An aggregate ranking was created for subjects in years one, two and four and the plot below compares the ranking between 1st/2nd year students (left) and 2nd/4th year students (right). The order of the second year student snippet rankings have been sorted and the other year rankings for the snippets mapped to the corresponding position.
Figure 2. Aggregated ranking of snippets by subjects in years 1 and 2 (red and black) and years 2 and 4 (black and blue). Snippets have been sorted by year 2 ranking.
The above plot seems to show that at the aggregated year level there is much greater agreement between the 2nd/4th years than any other year pairing and measuring the correlation between each of the years using <Kendall’s tau>:
cs1.tau cs2.tau cs3.tau
0.6627602 0.6337914 0.8199636
confirms the greater agreement between this aggregate year pair.
Individual subject correlation to year aggregate ranking
To what extend to subject ratings correlate with their corresponding year aggregate? The following plot gives the correlation, using Kendall’s tau, between each subject and their corresponding year aggregate ranking.
Figure 3. Correlation, using Kendall’s tau, between each subject and their corresponding year aggregate ranking.
The least squares fit shows that the variation in correlation across subjects in any year is very similar (removal of outliers in year 2 would make the lines almost parallel); the mean again shows a correlation that increases with year.

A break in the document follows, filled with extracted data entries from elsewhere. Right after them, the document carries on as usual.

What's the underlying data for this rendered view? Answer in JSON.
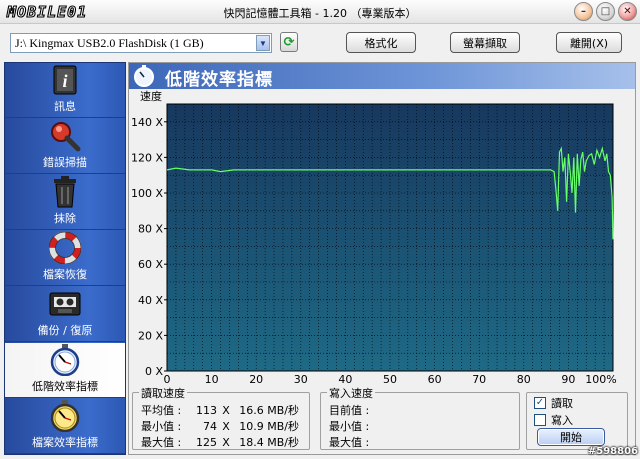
{
  "window": {
    "logo_text": "MOBILE01",
    "title": "快閃記憶體工具箱 - 1.20 （專業版本）"
  },
  "toolbar": {
    "drive": "J:\\ Kingmax USB2.0 FlashDisk (1 GB)",
    "format_label": "格式化",
    "screenshot_label": "螢幕擷取",
    "exit_label": "離開(X)"
  },
  "sidebar": {
    "items": [
      {
        "label": "訊息",
        "icon": "info-icon"
      },
      {
        "label": "錯誤掃描",
        "icon": "magnifier-icon"
      },
      {
        "label": "抹除",
        "icon": "trash-icon"
      },
      {
        "label": "檔案恢復",
        "icon": "lifebuoy-icon"
      },
      {
        "label": "備份 / 復原",
        "icon": "tape-icon"
      },
      {
        "label": "低階效率指標",
        "icon": "stopwatch-icon",
        "active": true
      },
      {
        "label": "檔案效率指標",
        "icon": "stopwatch-gold-icon"
      }
    ]
  },
  "panel": {
    "title": "低階效率指標"
  },
  "chart_data": {
    "type": "line",
    "ylabel": "速度",
    "ylim": [
      0,
      150
    ],
    "yticks": [
      "0 X",
      "20 X",
      "40 X",
      "60 X",
      "80 X",
      "100 X",
      "120 X",
      "140 X"
    ],
    "ytick_values": [
      0,
      20,
      40,
      60,
      80,
      100,
      120,
      140
    ],
    "xlim": [
      0,
      100
    ],
    "xticks": [
      "0",
      "10",
      "20",
      "30",
      "40",
      "50",
      "60",
      "70",
      "80",
      "90",
      "100%"
    ],
    "xtick_values": [
      0,
      10,
      20,
      30,
      40,
      50,
      60,
      70,
      80,
      90,
      100
    ],
    "series": [
      {
        "x": [
          0,
          2,
          5,
          8,
          10,
          12,
          15,
          18,
          20,
          25,
          30,
          35,
          40,
          45,
          50,
          55,
          60,
          65,
          70,
          75,
          80,
          84,
          86,
          86.8,
          87.2,
          87.6,
          88,
          88.4,
          88.8,
          89.2,
          89.6,
          90,
          90.4,
          90.8,
          91.2,
          91.6,
          92,
          92.4,
          92.8,
          93.2,
          93.6,
          94,
          94.6,
          95.2,
          95.8,
          96.4,
          97,
          97.6,
          98.2,
          98.6,
          99,
          99.4,
          99.8,
          100
        ],
        "y": [
          113,
          114,
          113,
          113,
          113,
          112,
          113,
          113,
          113,
          113,
          113,
          113,
          113,
          113,
          113,
          113,
          113,
          113,
          113,
          113,
          113,
          113,
          113,
          112,
          102,
          90,
          123,
          125,
          112,
          120,
          95,
          122,
          112,
          100,
          120,
          89,
          122,
          104,
          119,
          123,
          112,
          118,
          121,
          122,
          116,
          124,
          120,
          125,
          118,
          122,
          112,
          110,
          98,
          74
        ]
      }
    ],
    "colors": {
      "line": "#66ff66",
      "background": "#1a4470"
    },
    "grid": true
  },
  "read_stats": {
    "title": "讀取速度",
    "rows": [
      {
        "label": "平均值 :",
        "x": "113",
        "unit": "X",
        "mb": "16.6 MB/秒"
      },
      {
        "label": "最小值 :",
        "x": "74",
        "unit": "X",
        "mb": "10.9 MB/秒"
      },
      {
        "label": "最大值 :",
        "x": "125",
        "unit": "X",
        "mb": "18.4 MB/秒"
      }
    ]
  },
  "write_stats": {
    "title": "寫入速度",
    "rows": [
      {
        "label": "目前值 :"
      },
      {
        "label": "最小值 :"
      },
      {
        "label": "最大值 :"
      }
    ]
  },
  "options": {
    "read_label": "讀取",
    "read_checked": "✓",
    "write_label": "寫入",
    "start_label": "開始"
  },
  "watermark": "#598806"
}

The extent to which this study’s calculated values of rater agreement and correlation are considered worthy of further attention depends on the use to which the results will be put.
- From the perspective of trained raters the subject agreement in this study is very low and the rating have no further use.

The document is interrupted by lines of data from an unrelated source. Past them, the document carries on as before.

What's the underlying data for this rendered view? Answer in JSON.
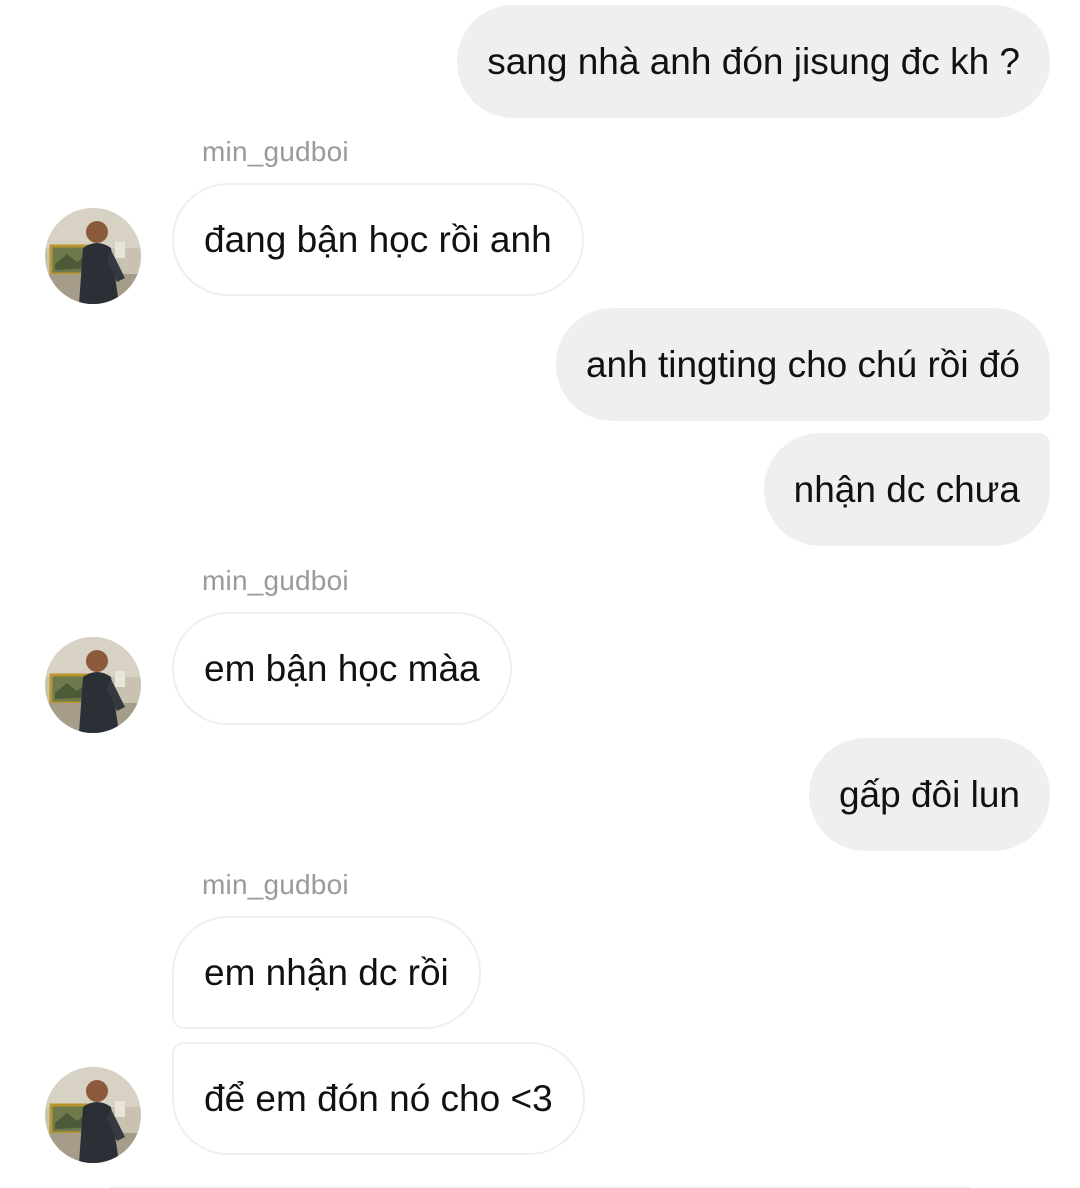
{
  "conversation": {
    "messages": [
      {
        "text": "sang nhà anh đón jisung đc kh ?"
      },
      {
        "sender": "min_gudboi",
        "text": "đang bận học rồi anh"
      },
      {
        "text": "anh tingting cho chú rồi đó"
      },
      {
        "text": "nhận dc chưa"
      },
      {
        "sender": "min_gudboi",
        "text": "em bận học màa"
      },
      {
        "text": "gấp đôi lun"
      },
      {
        "sender": "min_gudboi",
        "text": "em nhận dc rồi"
      },
      {
        "text": "để em đón nó cho <3"
      }
    ]
  },
  "icons": {
    "avatar": "profile-photo-icon"
  },
  "colors": {
    "sent_bubble": "#efefef",
    "received_border": "#efefef",
    "sender_name": "#9a9a9a",
    "text": "#111111"
  }
}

- From the research perspective the results show that the concept of readability in the computer science student population has some non-zero substance to it that might be worth further study.
- From an overall perspective this study provides empirical evidence for a general lack of consensus on what constitutes readability.

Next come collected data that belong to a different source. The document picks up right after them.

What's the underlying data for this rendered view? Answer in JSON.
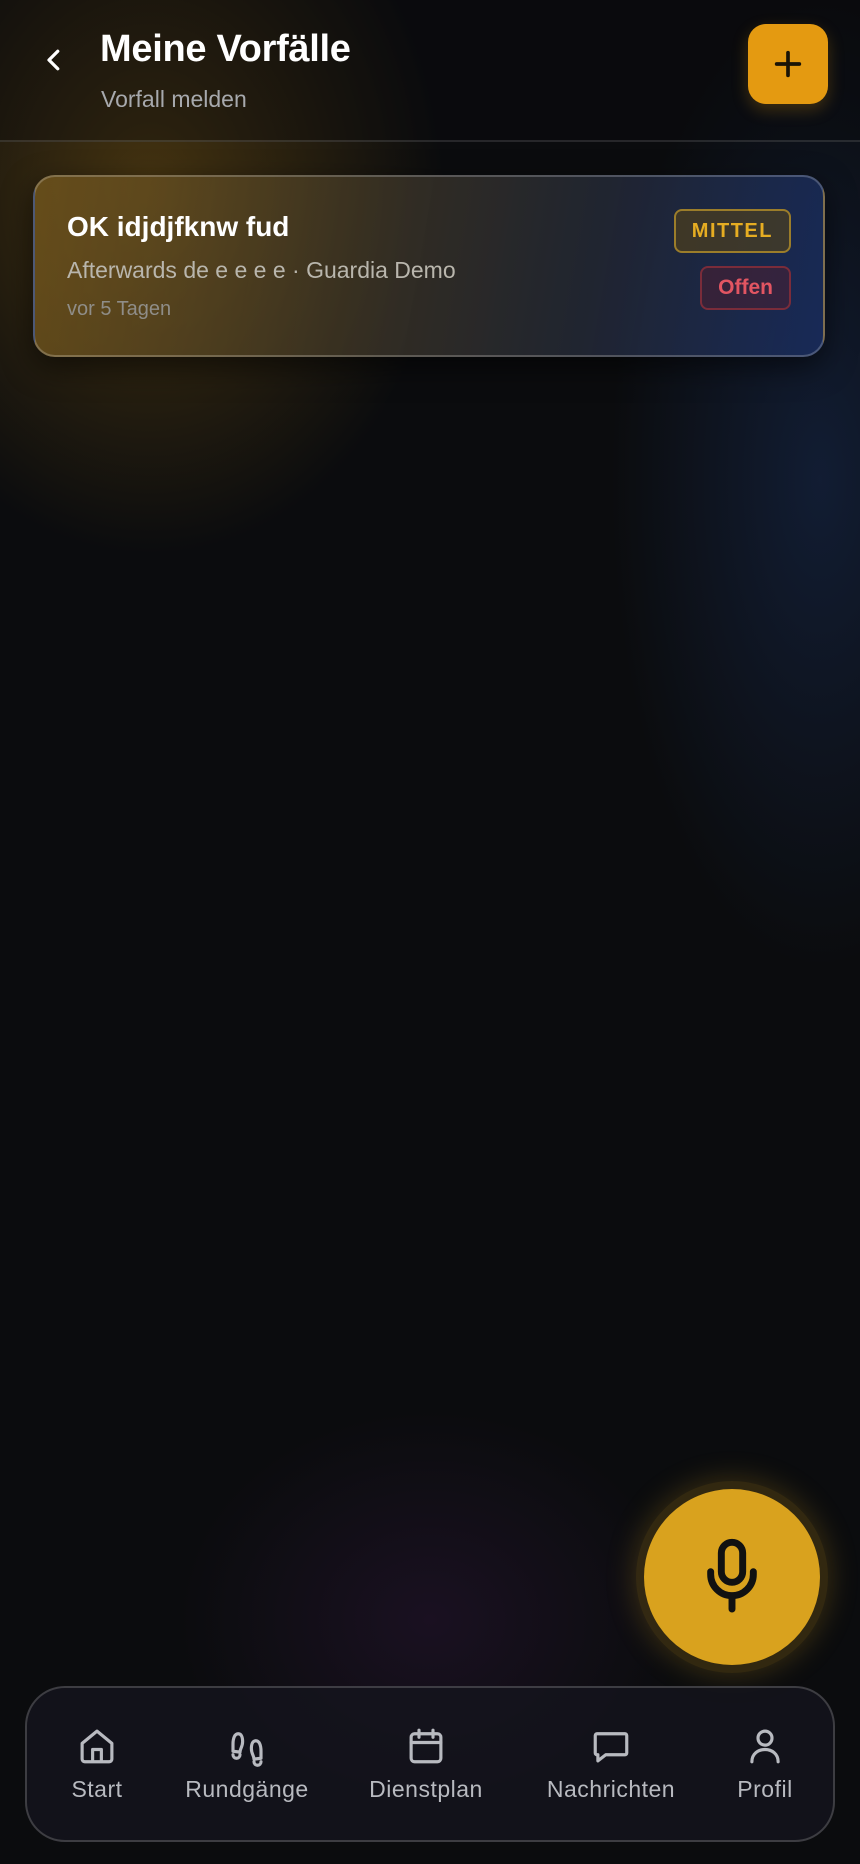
{
  "header": {
    "title": "Meine Vorfälle",
    "subtitle": "Vorfall melden",
    "back_icon": "chevron-left-icon",
    "add_icon": "plus-icon"
  },
  "incidents": [
    {
      "title": "OK idjdjfknw fud",
      "meta": "Afterwards de e e e e · Guardia Demo",
      "time": "vor 5 Tagen",
      "priority": "MITTEL",
      "status": "Offen"
    }
  ],
  "fab": {
    "icon": "microphone-icon"
  },
  "nav": {
    "items": [
      {
        "label": "Start",
        "icon": "home-icon"
      },
      {
        "label": "Rundgänge",
        "icon": "footprints-icon"
      },
      {
        "label": "Dienstplan",
        "icon": "calendar-icon"
      },
      {
        "label": "Nachrichten",
        "icon": "message-icon"
      },
      {
        "label": "Profil",
        "icon": "user-icon"
      }
    ]
  },
  "colors": {
    "accent": "#e49a11",
    "mic": "#d9a21e",
    "priority_medium": "#e6ad22",
    "status_open": "#e25562",
    "background": "#0b0c0e"
  }
}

It is not surprising that there is little agreement between student subjects on their readability rating, they are unlikely to have had much experience reading code and have not had any training in rating code for readability.
Professional developers will have spent years working with code and this experience is likely to have resulted in the creation of stable opinions on code readability. While developers usually work with code that is much longer than the few lines contained in the snippets used by Buse and Weimer, this experiment format is easy to administer and supports a fine level of control, i.e., allows a small set of source attributes of interest to be presented while excluding those not of interest. Repeating this study using such people as subjects would show whether this experience results in convergence to general agreement on the readability rating of code.
Summary of findings
The agreement between students readability ratings, for short snippets of code, improves as the students progress through course years 1 to 4 of a computer science degree.
While there is very good aggregated group agreement on the relative ranking of the readability of code snippets there is very little agreement between pairs of individuals.
- Two students chosen at random from within a year will have a low Spearman rank correlation coefficient for their rating of code snippet readability.
- Taken as a yearly aggregate there is a high degree of agreement between years two and four and less, but still good agreement between year 1 and other years.
- There is a broad range of correlations, from poor to good, between year aggregates and student subjects in the corresponding year.